Chemists are well familiar with the concept of umpolung, which describes a deliberate attempt to change the natural polarity of a functional group. Earlier today I was thinking about functional groups that “sneak” into known reactions and behave as if they were molecular components one is used to seeing in a particular process. These are not chameleons, and they are probably not even pretenders per se… But there has got to be a decent way of categorizing these functional groups. And, by the way, the title “pretenders” does not have any negative connotations. If anything, this is a compliment to a group that emerges as a replacement for something that is ingrained in the lore of a particular kind of reactivity. Take azide/alkyne cycloaddition as an example.

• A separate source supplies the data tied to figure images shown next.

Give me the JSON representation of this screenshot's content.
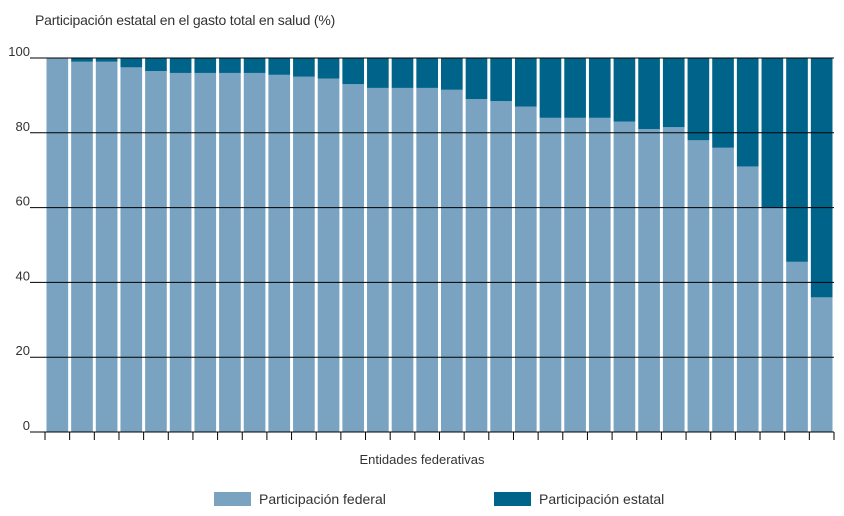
{
  "chart_data": {
    "type": "bar",
    "stacked": true,
    "title": "Participación estatal en el gasto total en salud (%)",
    "xlabel": "Entidades federativas",
    "ylabel": "",
    "ylim": [
      0,
      100
    ],
    "yticks": [
      0,
      20,
      40,
      60,
      80,
      100
    ],
    "grid": true,
    "legend_position": "bottom",
    "series": [
      {
        "name": "Participación federal",
        "color": "#79a3c0",
        "values": [
          100,
          99,
          99,
          97.5,
          96.5,
          96,
          96,
          96,
          96,
          95.5,
          95,
          94.5,
          93,
          92,
          92,
          92,
          91.5,
          89,
          88.5,
          87,
          84,
          84,
          84,
          83,
          81,
          81.5,
          78,
          76,
          71,
          60,
          45.5,
          36
        ]
      },
      {
        "name": "Participación estatal",
        "color": "#00648a",
        "values": [
          0,
          1,
          1,
          2.5,
          3.5,
          4,
          4,
          4,
          4,
          4.5,
          5,
          5.5,
          7,
          8,
          8,
          8,
          8.5,
          11,
          11.5,
          13,
          16,
          16,
          16,
          17,
          19,
          18.5,
          22,
          24,
          29,
          40,
          54.5,
          64
        ]
      }
    ]
  }
}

The power of this process, and the reason it is likely to result in a Nobel Prize one day, is that azide and alkyne are considered to be unique in their orthogonality to almost everything out there, yet react very predictably and cleanly with each other under copper catalysis. Below is a case for a “pretender”, if you will. I refer to the phosphorous ylide molecule. The metal-free process you see allows one to make peptidomimetics containing triazoles as cis-amide bond mimetics. Among several notable features of this reaction, developed by Rademann and colleagues some years ago, is that it bypasses the need to use amino acid alkynes that are not always easy to make. For me, though, the most attractive feature of this chemistry is that identifies a functional group that does something that is “reserved” for another one.